牧場通信

京都 株式会社 谷牧場

牧場名 株式会社 谷牧場
所在地 京都府 南丹市 八木町
開設 2017(平成29)年 ※創業は1943(昭和18)年
規模 年間出荷乳量  2019年度 1,100t
飼料畑 稲ホールクロップサイレージ(稲WSC)約1ha
牛の頭数 経産牛 110頭
未経産牛 80頭
(北海道の育成牧場、全農京都哺育センター、
自家育成)
牛舎 フリーストール ※酪農教育ファーム認証牧場

(2020年1月)

谷牧場は、京都市の北西に位置する南丹市八木町にあります。 京都駅からJR嵯峨野線で列車に揺られておよそ40分。田んぼや、みずななど京野菜の畑が広がる自然豊かなところです。
この地域には、谷牧場から道路1本を隔てた向かいに雪印メグミルク京都工場池上製造所、近くには雪印メグミルク京都工場もあります。 谷牧場は、「地域でも価値のある牧場で、楽農を」目指しており、今回、お話を伺った酪農家3代目の谷学さん(42才)は、2018年度には全国農協青年組織協議会の副会長(2017,2018年には京都府農協青壮年組織協議会の委員長)も務められ、精力的に活動されています。

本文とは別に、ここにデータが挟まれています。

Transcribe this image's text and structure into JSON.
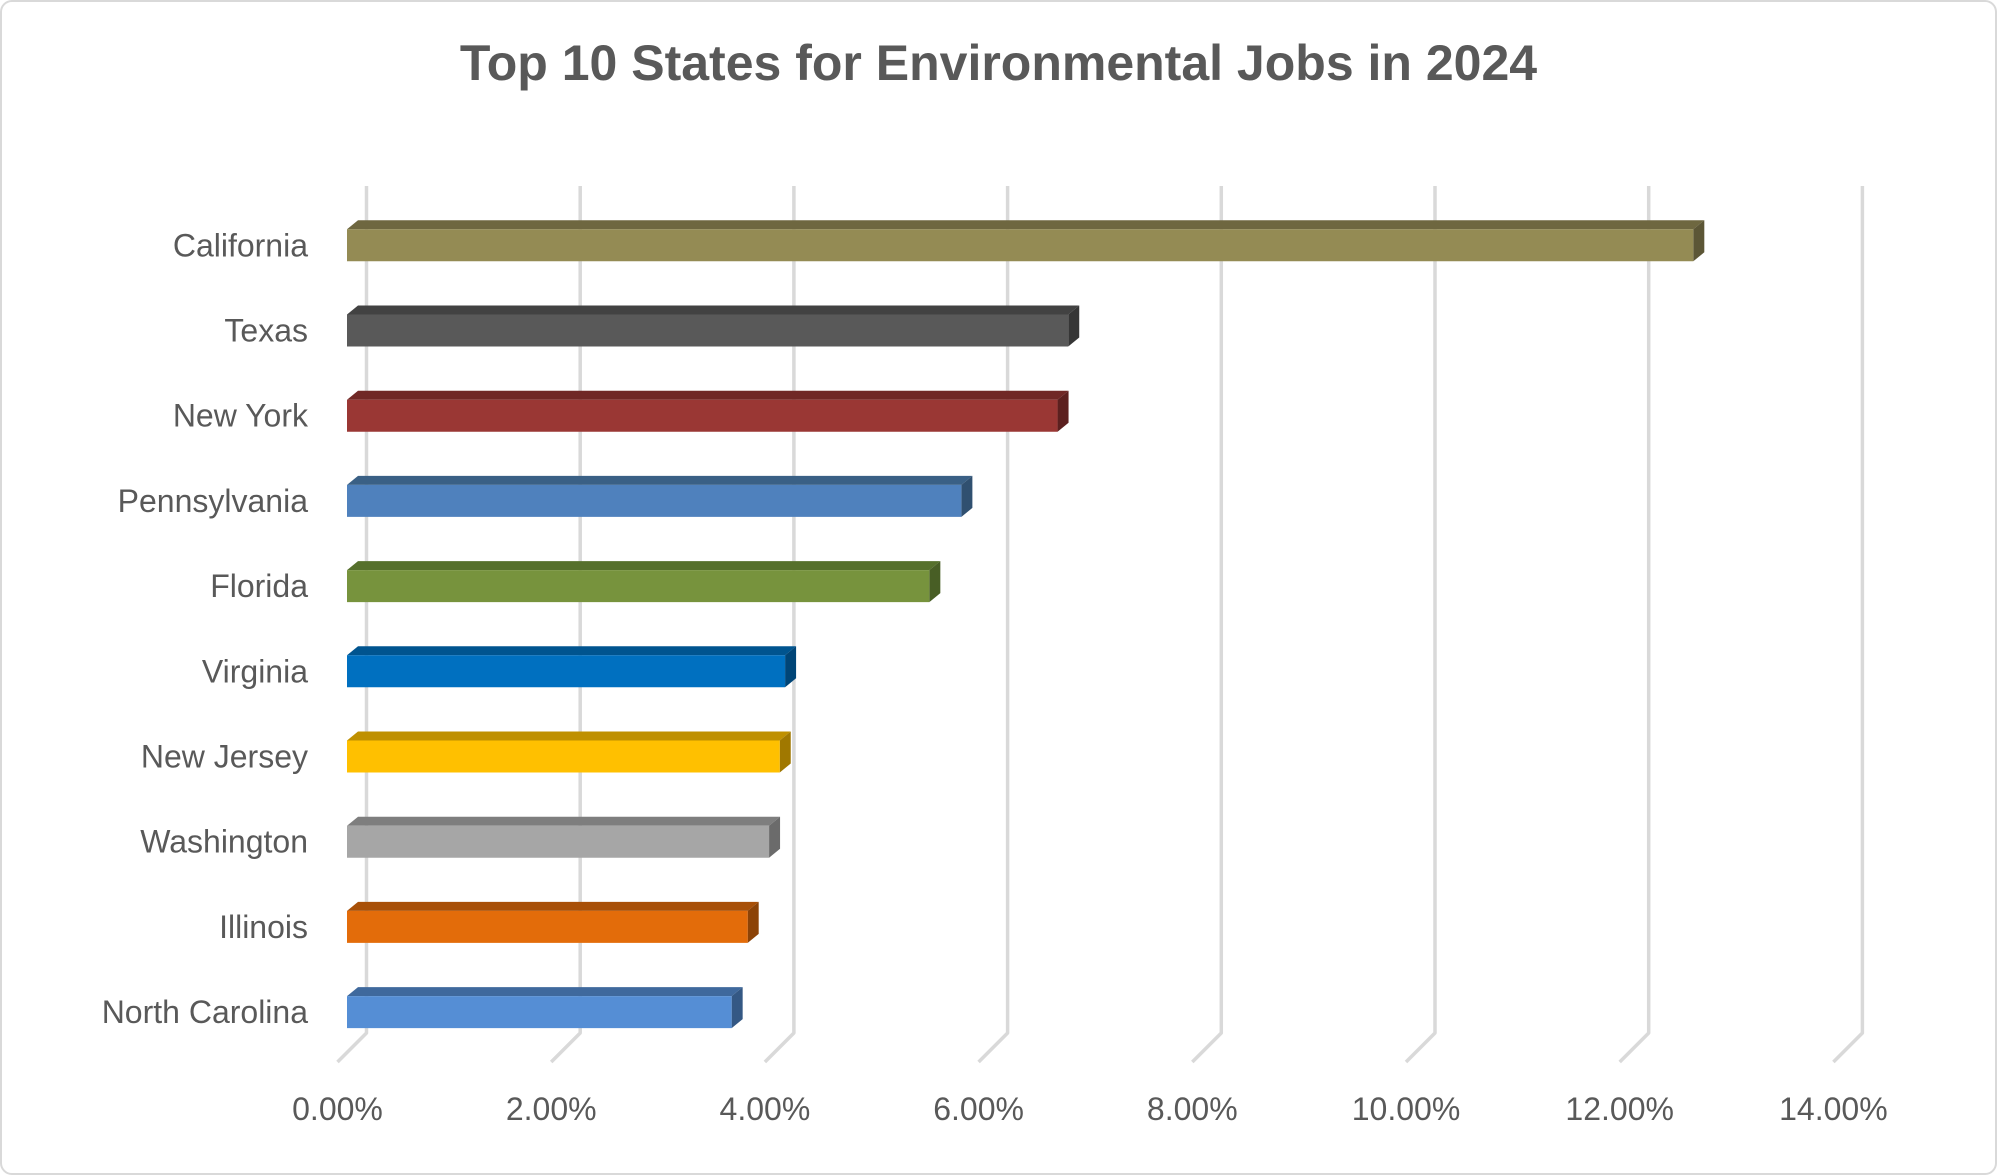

雪印メグミルクが実施する酪農体験イベントにもご協力頂いており、中央酪農会議の酪農教育ファーム認証も取得されています。

谷牧場の目の前にある雪印メグミルク京都工場池上製造所

堅実な仕事は酪農!

谷家は、曽祖父が材木商をされていましたが、お祖父さん曰く「株や相場、パチンコなどは“不良や”、商売は嫌いや」と言って、住んでいたこの八木町で、稲作と牛3頭から酪農を始められました。
2haあった畑は稲作が中心。牛は、畑の肥料や荷役として活用するために、生乳は副産物として考えていたようです。

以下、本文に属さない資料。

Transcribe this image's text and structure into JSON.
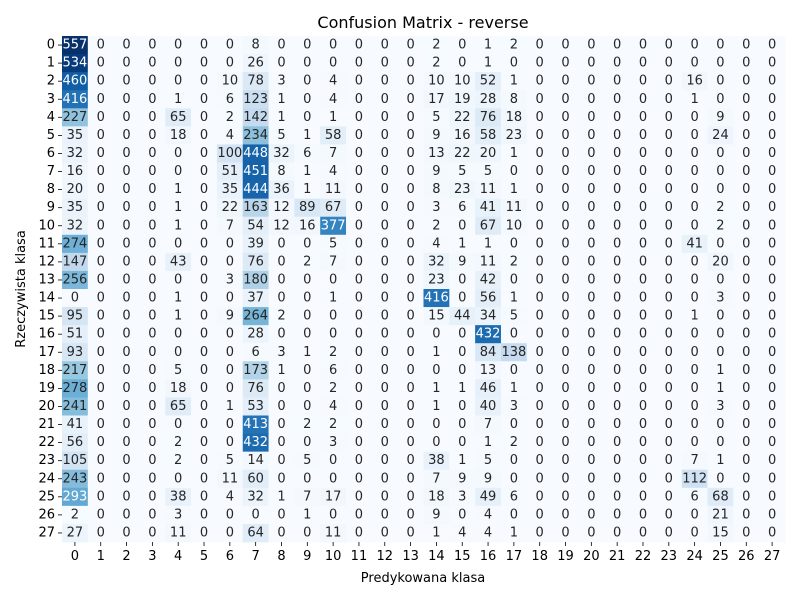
{
  "chart_data": {
    "type": "heatmap",
    "title": "Confusion Matrix - reverse",
    "xlabel": "Predykowana klasa",
    "ylabel": "Rzeczywista klasa",
    "x_categories": [
      "0",
      "1",
      "2",
      "3",
      "4",
      "5",
      "6",
      "7",
      "8",
      "9",
      "10",
      "11",
      "12",
      "13",
      "14",
      "15",
      "16",
      "17",
      "18",
      "19",
      "20",
      "21",
      "22",
      "23",
      "24",
      "25",
      "26",
      "27"
    ],
    "y_categories": [
      "0",
      "1",
      "2",
      "3",
      "4",
      "5",
      "6",
      "7",
      "8",
      "9",
      "10",
      "11",
      "12",
      "13",
      "14",
      "15",
      "16",
      "17",
      "18",
      "19",
      "20",
      "21",
      "22",
      "23",
      "24",
      "25",
      "26",
      "27"
    ],
    "colormap": "Blues",
    "colorbar": false,
    "values": [
      [
        557,
        0,
        0,
        0,
        0,
        0,
        0,
        8,
        0,
        0,
        0,
        0,
        0,
        0,
        2,
        0,
        1,
        2,
        0,
        0,
        0,
        0,
        0,
        0,
        0,
        0,
        0,
        0
      ],
      [
        534,
        0,
        0,
        0,
        0,
        0,
        0,
        26,
        0,
        0,
        0,
        0,
        0,
        0,
        2,
        0,
        1,
        0,
        0,
        0,
        0,
        0,
        0,
        0,
        0,
        0,
        0,
        0
      ],
      [
        460,
        0,
        0,
        0,
        0,
        0,
        10,
        78,
        3,
        0,
        4,
        0,
        0,
        0,
        10,
        10,
        52,
        1,
        0,
        0,
        0,
        0,
        0,
        0,
        16,
        0,
        0,
        0
      ],
      [
        416,
        0,
        0,
        0,
        1,
        0,
        6,
        123,
        1,
        0,
        4,
        0,
        0,
        0,
        17,
        19,
        28,
        8,
        0,
        0,
        0,
        0,
        0,
        0,
        1,
        0,
        0,
        0
      ],
      [
        227,
        0,
        0,
        0,
        65,
        0,
        2,
        142,
        1,
        0,
        1,
        0,
        0,
        0,
        5,
        22,
        76,
        18,
        0,
        0,
        0,
        0,
        0,
        0,
        0,
        9,
        0,
        0
      ],
      [
        35,
        0,
        0,
        0,
        18,
        0,
        4,
        234,
        5,
        1,
        58,
        0,
        0,
        0,
        9,
        16,
        58,
        23,
        0,
        0,
        0,
        0,
        0,
        0,
        0,
        24,
        0,
        0
      ],
      [
        32,
        0,
        0,
        0,
        0,
        0,
        100,
        448,
        32,
        6,
        7,
        0,
        0,
        0,
        13,
        22,
        20,
        1,
        0,
        0,
        0,
        0,
        0,
        0,
        0,
        0,
        0,
        0
      ],
      [
        16,
        0,
        0,
        0,
        0,
        0,
        51,
        451,
        8,
        1,
        4,
        0,
        0,
        0,
        9,
        5,
        5,
        0,
        0,
        0,
        0,
        0,
        0,
        0,
        0,
        0,
        0,
        0
      ],
      [
        20,
        0,
        0,
        0,
        1,
        0,
        35,
        444,
        36,
        1,
        11,
        0,
        0,
        0,
        8,
        23,
        11,
        1,
        0,
        0,
        0,
        0,
        0,
        0,
        0,
        0,
        0,
        0
      ],
      [
        35,
        0,
        0,
        0,
        1,
        0,
        22,
        163,
        12,
        89,
        67,
        0,
        0,
        0,
        3,
        6,
        41,
        11,
        0,
        0,
        0,
        0,
        0,
        0,
        0,
        2,
        0,
        0
      ],
      [
        32,
        0,
        0,
        0,
        1,
        0,
        7,
        54,
        12,
        16,
        377,
        0,
        0,
        0,
        2,
        0,
        67,
        10,
        0,
        0,
        0,
        0,
        0,
        0,
        0,
        2,
        0,
        0
      ],
      [
        274,
        0,
        0,
        0,
        0,
        0,
        0,
        39,
        0,
        0,
        5,
        0,
        0,
        0,
        4,
        1,
        1,
        0,
        0,
        0,
        0,
        0,
        0,
        0,
        41,
        0,
        0,
        0
      ],
      [
        147,
        0,
        0,
        0,
        43,
        0,
        0,
        76,
        0,
        2,
        7,
        0,
        0,
        0,
        32,
        9,
        11,
        2,
        0,
        0,
        0,
        0,
        0,
        0,
        0,
        20,
        0,
        0
      ],
      [
        256,
        0,
        0,
        0,
        0,
        0,
        3,
        180,
        0,
        0,
        0,
        0,
        0,
        0,
        23,
        0,
        42,
        0,
        0,
        0,
        0,
        0,
        0,
        0,
        0,
        0,
        0,
        0
      ],
      [
        0,
        0,
        0,
        0,
        1,
        0,
        0,
        37,
        0,
        0,
        1,
        0,
        0,
        0,
        416,
        0,
        56,
        1,
        0,
        0,
        0,
        0,
        0,
        0,
        0,
        3,
        0,
        0
      ],
      [
        95,
        0,
        0,
        0,
        1,
        0,
        9,
        264,
        2,
        0,
        0,
        0,
        0,
        0,
        15,
        44,
        34,
        5,
        0,
        0,
        0,
        0,
        0,
        0,
        1,
        0,
        0,
        0
      ],
      [
        51,
        0,
        0,
        0,
        0,
        0,
        0,
        28,
        0,
        0,
        0,
        0,
        0,
        0,
        0,
        0,
        432,
        0,
        0,
        0,
        0,
        0,
        0,
        0,
        0,
        0,
        0,
        0
      ],
      [
        93,
        0,
        0,
        0,
        0,
        0,
        0,
        6,
        3,
        1,
        2,
        0,
        0,
        0,
        1,
        0,
        84,
        138,
        0,
        0,
        0,
        0,
        0,
        0,
        0,
        0,
        0,
        0
      ],
      [
        217,
        0,
        0,
        0,
        5,
        0,
        0,
        173,
        1,
        0,
        6,
        0,
        0,
        0,
        0,
        0,
        13,
        0,
        0,
        0,
        0,
        0,
        0,
        0,
        0,
        1,
        0,
        0
      ],
      [
        278,
        0,
        0,
        0,
        18,
        0,
        0,
        76,
        0,
        0,
        2,
        0,
        0,
        0,
        1,
        1,
        46,
        1,
        0,
        0,
        0,
        0,
        0,
        0,
        0,
        1,
        0,
        0
      ],
      [
        241,
        0,
        0,
        0,
        65,
        0,
        1,
        53,
        0,
        0,
        4,
        0,
        0,
        0,
        1,
        0,
        40,
        3,
        0,
        0,
        0,
        0,
        0,
        0,
        0,
        3,
        0,
        0
      ],
      [
        41,
        0,
        0,
        0,
        0,
        0,
        0,
        413,
        0,
        2,
        2,
        0,
        0,
        0,
        0,
        0,
        7,
        0,
        0,
        0,
        0,
        0,
        0,
        0,
        0,
        0,
        0,
        0
      ],
      [
        56,
        0,
        0,
        0,
        2,
        0,
        0,
        432,
        0,
        0,
        3,
        0,
        0,
        0,
        0,
        0,
        1,
        2,
        0,
        0,
        0,
        0,
        0,
        0,
        0,
        0,
        0,
        0
      ],
      [
        105,
        0,
        0,
        0,
        2,
        0,
        5,
        14,
        0,
        5,
        0,
        0,
        0,
        0,
        38,
        1,
        5,
        0,
        0,
        0,
        0,
        0,
        0,
        0,
        7,
        1,
        0,
        0
      ],
      [
        243,
        0,
        0,
        0,
        0,
        0,
        11,
        60,
        0,
        0,
        0,
        0,
        0,
        0,
        7,
        9,
        9,
        0,
        0,
        0,
        0,
        0,
        0,
        0,
        112,
        0,
        0,
        0
      ],
      [
        293,
        0,
        0,
        0,
        38,
        0,
        4,
        32,
        1,
        7,
        17,
        0,
        0,
        0,
        18,
        3,
        49,
        6,
        0,
        0,
        0,
        0,
        0,
        0,
        6,
        68,
        0,
        0
      ],
      [
        2,
        0,
        0,
        0,
        3,
        0,
        0,
        0,
        0,
        1,
        0,
        0,
        0,
        0,
        9,
        0,
        4,
        0,
        0,
        0,
        0,
        0,
        0,
        0,
        0,
        21,
        0,
        0
      ],
      [
        27,
        0,
        0,
        0,
        11,
        0,
        0,
        64,
        0,
        0,
        11,
        0,
        0,
        0,
        1,
        4,
        4,
        1,
        0,
        0,
        0,
        0,
        0,
        0,
        0,
        15,
        0,
        0
      ]
    ]
  }
}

「貨幣価値が下がった時も堅実な農業が勝ちや、とじいさんは言っていた。お米や牛乳は物々交換出来る」と。
長男だった、父・啓司さんは、酪農関係の高校を卒業後、家業の酪農を継ぎ、牛8頭から32頭に増やし、1.6haの土地で稲作もしてきました。

南丹市は、地域的にはとても酪農が盛んなところで、多い時には90戸の酪農家があったそうですが、現在では約10戸に。京都府全体でも約50戸と少なくなっています。

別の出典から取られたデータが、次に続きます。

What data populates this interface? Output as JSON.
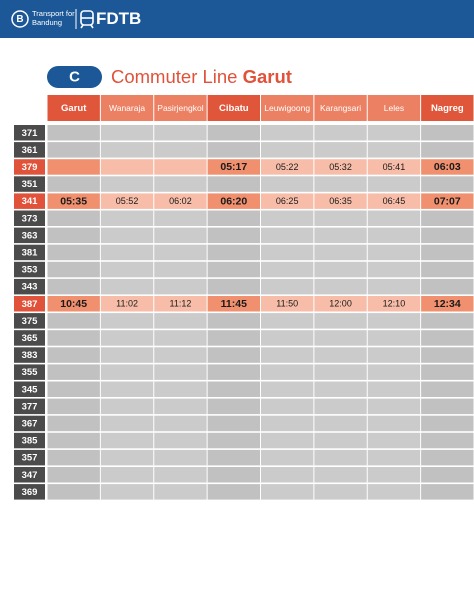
{
  "header": {
    "logo_letter": "B",
    "org_lines": [
      "Transport for",
      "Bandung"
    ],
    "brand": "FDTB"
  },
  "title": {
    "badge": "C",
    "text": "Commuter Line",
    "emphasis": "Garut"
  },
  "table": {
    "columns": [
      {
        "name": "Garut",
        "major": true
      },
      {
        "name": "Wanaraja",
        "major": false
      },
      {
        "name": "Pasirjengkol",
        "major": false
      },
      {
        "name": "Cibatu",
        "major": true
      },
      {
        "name": "Leuwigoong",
        "major": false
      },
      {
        "name": "Karangsari",
        "major": false
      },
      {
        "name": "Leles",
        "major": false
      },
      {
        "name": "Nagreg",
        "major": true
      }
    ],
    "rows": [
      {
        "train": "371",
        "highlighted": false,
        "times": [
          null,
          null,
          null,
          null,
          null,
          null,
          null,
          null
        ]
      },
      {
        "train": "361",
        "highlighted": false,
        "times": [
          null,
          null,
          null,
          null,
          null,
          null,
          null,
          null
        ]
      },
      {
        "train": "379",
        "highlighted": true,
        "times": [
          null,
          null,
          null,
          "05:17",
          "05:22",
          "05:32",
          "05:41",
          "06:03"
        ]
      },
      {
        "train": "351",
        "highlighted": false,
        "times": [
          null,
          null,
          null,
          null,
          null,
          null,
          null,
          null
        ]
      },
      {
        "train": "341",
        "highlighted": true,
        "times": [
          "05:35",
          "05:52",
          "06:02",
          "06:20",
          "06:25",
          "06:35",
          "06:45",
          "07:07"
        ]
      },
      {
        "train": "373",
        "highlighted": false,
        "times": [
          null,
          null,
          null,
          null,
          null,
          null,
          null,
          null
        ]
      },
      {
        "train": "363",
        "highlighted": false,
        "times": [
          null,
          null,
          null,
          null,
          null,
          null,
          null,
          null
        ]
      },
      {
        "train": "381",
        "highlighted": false,
        "times": [
          null,
          null,
          null,
          null,
          null,
          null,
          null,
          null
        ]
      },
      {
        "train": "353",
        "highlighted": false,
        "times": [
          null,
          null,
          null,
          null,
          null,
          null,
          null,
          null
        ]
      },
      {
        "train": "343",
        "highlighted": false,
        "times": [
          null,
          null,
          null,
          null,
          null,
          null,
          null,
          null
        ]
      },
      {
        "train": "387",
        "highlighted": true,
        "times": [
          "10:45",
          "11:02",
          "11:12",
          "11:45",
          "11:50",
          "12:00",
          "12:10",
          "12:34"
        ]
      },
      {
        "train": "375",
        "highlighted": false,
        "times": [
          null,
          null,
          null,
          null,
          null,
          null,
          null,
          null
        ]
      },
      {
        "train": "365",
        "highlighted": false,
        "times": [
          null,
          null,
          null,
          null,
          null,
          null,
          null,
          null
        ]
      },
      {
        "train": "383",
        "highlighted": false,
        "times": [
          null,
          null,
          null,
          null,
          null,
          null,
          null,
          null
        ]
      },
      {
        "train": "355",
        "highlighted": false,
        "times": [
          null,
          null,
          null,
          null,
          null,
          null,
          null,
          null
        ]
      },
      {
        "train": "345",
        "highlighted": false,
        "times": [
          null,
          null,
          null,
          null,
          null,
          null,
          null,
          null
        ]
      },
      {
        "train": "377",
        "highlighted": false,
        "times": [
          null,
          null,
          null,
          null,
          null,
          null,
          null,
          null
        ]
      },
      {
        "train": "367",
        "highlighted": false,
        "times": [
          null,
          null,
          null,
          null,
          null,
          null,
          null,
          null
        ]
      },
      {
        "train": "385",
        "highlighted": false,
        "times": [
          null,
          null,
          null,
          null,
          null,
          null,
          null,
          null
        ]
      },
      {
        "train": "357",
        "highlighted": false,
        "times": [
          null,
          null,
          null,
          null,
          null,
          null,
          null,
          null
        ]
      },
      {
        "train": "347",
        "highlighted": false,
        "times": [
          null,
          null,
          null,
          null,
          null,
          null,
          null,
          null
        ]
      },
      {
        "train": "369",
        "highlighted": false,
        "times": [
          null,
          null,
          null,
          null,
          null,
          null,
          null,
          null
        ]
      }
    ]
  }
}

学さんは、長男だし、将来は酪農を継ぐだろうと漠然と思っていましたが、大学では特に酪農を専攻しませんでした。
大学卒業の2年後には、集落内の基盤整備に伴う換地によって、牛舎の移転が決まっていましたが、母・幸さんから移転までの間は社会へ出て働くことを強く勧められ、電気関係の会社に就職し営業をしていました。

「酪農以外の仕事に就いて、いろいろ社会のことを知るのも大切なことだから」と幸さん。
この時の経験が、飼料会社や設備会社などの営業マンとのお付き合いの仕方にとても役立っているそうです。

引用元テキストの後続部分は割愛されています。